The award-winning film director, producer and screenwriter will also mentor a workshop with young Egyptian filmmakers at the festival and will separately deliver a masterclass at the event.
The festival will also screen 4K restorations of Tarr’s 2000 feature Werckmeister Harmonies and 2011 drama The Turin Horse, considered two of his finest works. This will make CIFF “one of the early platforms to screen Tarr’s newly restored film copies,” according to CIFF festival director Amir Ramses.
Born and raised in Hungary in 1955, Tarr graduated from the Budapest Theatre and Film Academy and made his directorial debut aged 22 with Family Nest in 1977. Focussing on social issues with a documentary style he followed this up with The Outsider in 1981 and The Prefab People in 1982.

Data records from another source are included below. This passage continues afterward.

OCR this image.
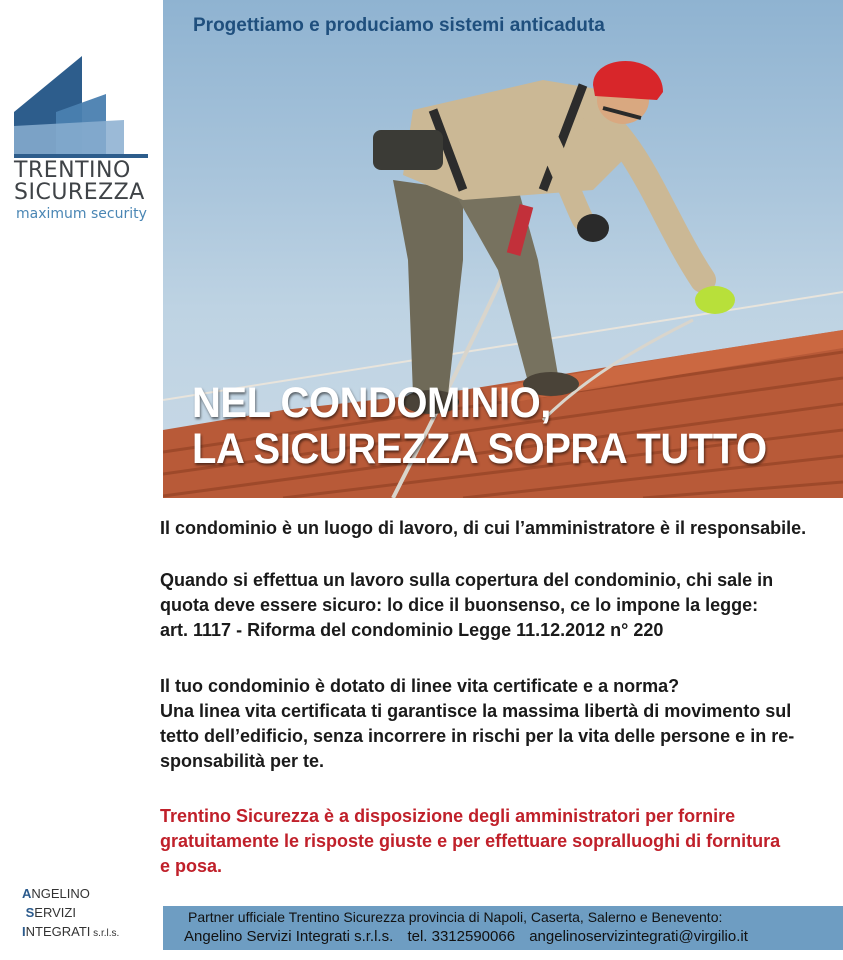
TRENTINO
SICUREZZA
maximum security
Progettiamo e produciamo sistemi anticaduta
NEL CONDOMINIO,
LA SICUREZZA SOPRA TUTTO

Il condominio è un luogo di lavoro, di cui l’amministratore è il responsabile.

Quando si effettua un lavoro sulla copertura del condominio, chi sale in
quota deve essere sicuro: lo dice il buonsenso, ce lo impone la legge:
art. 1117 - Riforma del condominio Legge 11.12.2012 n° 220

Il tuo condominio è dotato di linee vita certificate e a norma?
Una linea vita certificata ti garantisce la massima libertà di movimento sul
tetto dell’edificio, senza incorrere in rischi per la vita delle persone e in re-
sponsabilità per te.

Trentino Sicurezza è a disposizione degli amministratori per fornire
gratuitamente le risposte giuste e per effettuare sopralluoghi di fornitura
e posa.

ANGELINO
SERVIZI
INTEGRATI s.r.l.s.
Partner ufficiale Trentino Sicurezza provincia di Napoli, Caserta, Salerno e Benevento:
Angelino Servizi Integrati s.r.l.s. tel. 3312590066 angelinoservizintegrati@virgilio.it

His 1982 TV adaptation of Shakespeare’s Macbeth, which he filmed in just two shots, marked a new phase in his creative work and 1988’s Damnation saw the beginning of a visual style for which he has become known: a black-and-white photographic approach, and long, slow shots, which culminated in the seven-hour long adaptation of Krasznahoraki’s novel, Satantango in 1994.
The film brought him international recognition and was followed by Werckmeister Harmonies in 2000 and The Man From London in 2007, based on the novel by Georges Simenon.

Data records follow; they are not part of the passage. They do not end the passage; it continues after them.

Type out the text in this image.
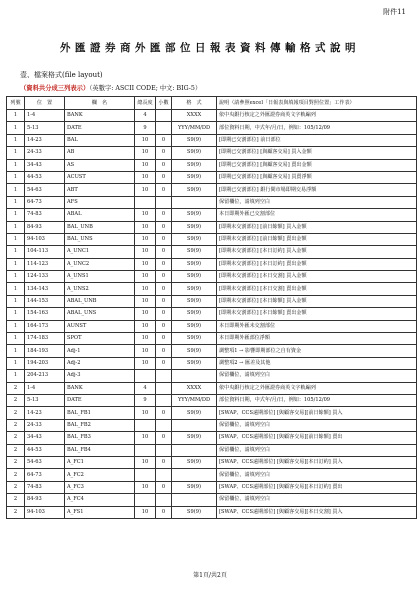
附件11
外匯證券商外匯部位日報表資料傳輸格式說明
壹、檔案格式(file layout)
（資料共分成三列表示）（英數字: ASCII CODE; 中文: BIG-5）
列號	位　置	欄　名	總長度	小數	格　式	說明（請參照excel「日報表與填報項目對照位置」工作表）
1	1-4	BANK	4		XXXX	依中央銀行核定之外匯證券商英文字軌編列
1	5-13	DATE	9		YYY/MM/DD	部位資料日期，中式年/月/日，例如：105/12/09
1	14-23	BAL	10	0	S9(9)	[即期已交割部位] 前日部位
1	24-33	AB	10	0	S9(9)	[即期已交割部位] [與顧客交易] 買入金額
1	34-43	AS	10	0	S9(9)	[即期已交割部位] [與顧客交易] 賣出金額
1	44-53	ACUST	10	0	S9(9)	[即期已交割部位] [與顧客交易] 買賣淨額
1	54-63	ABT	10	0	S9(9)	[即期已交割部位] 銀行間市場即期交易淨額
1	64-73	AFS				保留欄位，請填列空白
1	74-83	ABAL	10	0	S9(9)	本日即期外匯已交割部位
1	84-93	BAL_UNB	10	0	S9(9)	[即期未交割部位] [前日餘額] 買入金額
1	94-103	BAL_UNS	10	0	S9(9)	[即期未交割部位] [前日餘額] 賣出金額
1	104-113	A_UNC1	10	0	S9(9)	[即期未交割部位] [本日訂約] 買入金額
1	114-123	A_UNC2	10	0	S9(9)	[即期未交割部位] [本日訂約] 賣出金額
1	124-133	A_UNS1	10	0	S9(9)	[即期未交割部位] [本日交割] 買入金額
1	134-143	A_UNS2	10	0	S9(9)	[即期未交割部位] [本日交割] 賣出金額
1	144-153	ABAL_UNB	10	0	S9(9)	[即期未交割部位] [本日餘額] 買入金額
1	154-163	ABAL_UNS	10	0	S9(9)	[即期未交割部位] [本日餘額] 賣出金額
1	164-173	AUNST	10	0	S9(9)	本日即期外匯未交割部位
1	174-183	SPOT	10	0	S9(9)	本日即期外匯部位淨額
1	184-193	Adj-1	10	0	S9(9)	調整項1 → 影響即期部位之自有資金
1	194-203	Adj-2	10	0	S9(9)	調整項2 → 匯差及其他
1	204-213	Adj-3				保留欄位，請填列空白
2	1-4	BANK	4		XXXX	依中央銀行核定之外匯證券商英文字軌編列
2	5-13	DATE	9		YYY/MM/DD	部位資料日期，中式年/月/日，例如：105/12/09
2	14-23	BAL_FB1	10	0	S9(9)	[SWAP、CCS遠期部位] [與顧客交易][前日餘額] 買入
2	24-33	BAL_FB2				保留欄位，請填列空白
2	34-43	BAL_FB3	10	0	S9(9)	[SWAP、CCS遠期部位] [與顧客交易][前日餘額] 賣出
2	44-53	BAL_FB4				保留欄位，請填列空白
2	54-63	A_FC1	10	0	S9(9)	[SWAP、CCS遠期部位] [與顧客交易][本日訂約] 買入
2	64-73	A_FC2				保留欄位，請填列空白
2	74-83	A_FC3	10	0	S9(9)	[SWAP、CCS遠期部位] [與顧客交易][本日訂約] 賣出
2	84-93	A_FC4				保留欄位，請填列空白
2	94-103	A_FS1	10	0	S9(9)	[SWAP、CCS遠期部位] [與顧客交易][本日交割] 買入
第1頁/共2頁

The Turin Horse, which he announced several years ago as the last fiction film he will make, played in competition at the Berlinale in 2011 and was awarded the Silver Bear grand jury prize as well as the Fipresci Prize.
More recently, Tarr executive produced Valdimar Johannsson’s Icelandic supernatural drama Lamb, which played in Un Certain Regard at Cannes in 2021.
Furthermore, he founded TT Filmmuheyly in 2003, an independent film workshop that operated under his leadership until 2011 and established the international film school, Film Factory, in Sarajevo in 2012, while later became a visiting professor at several film academies.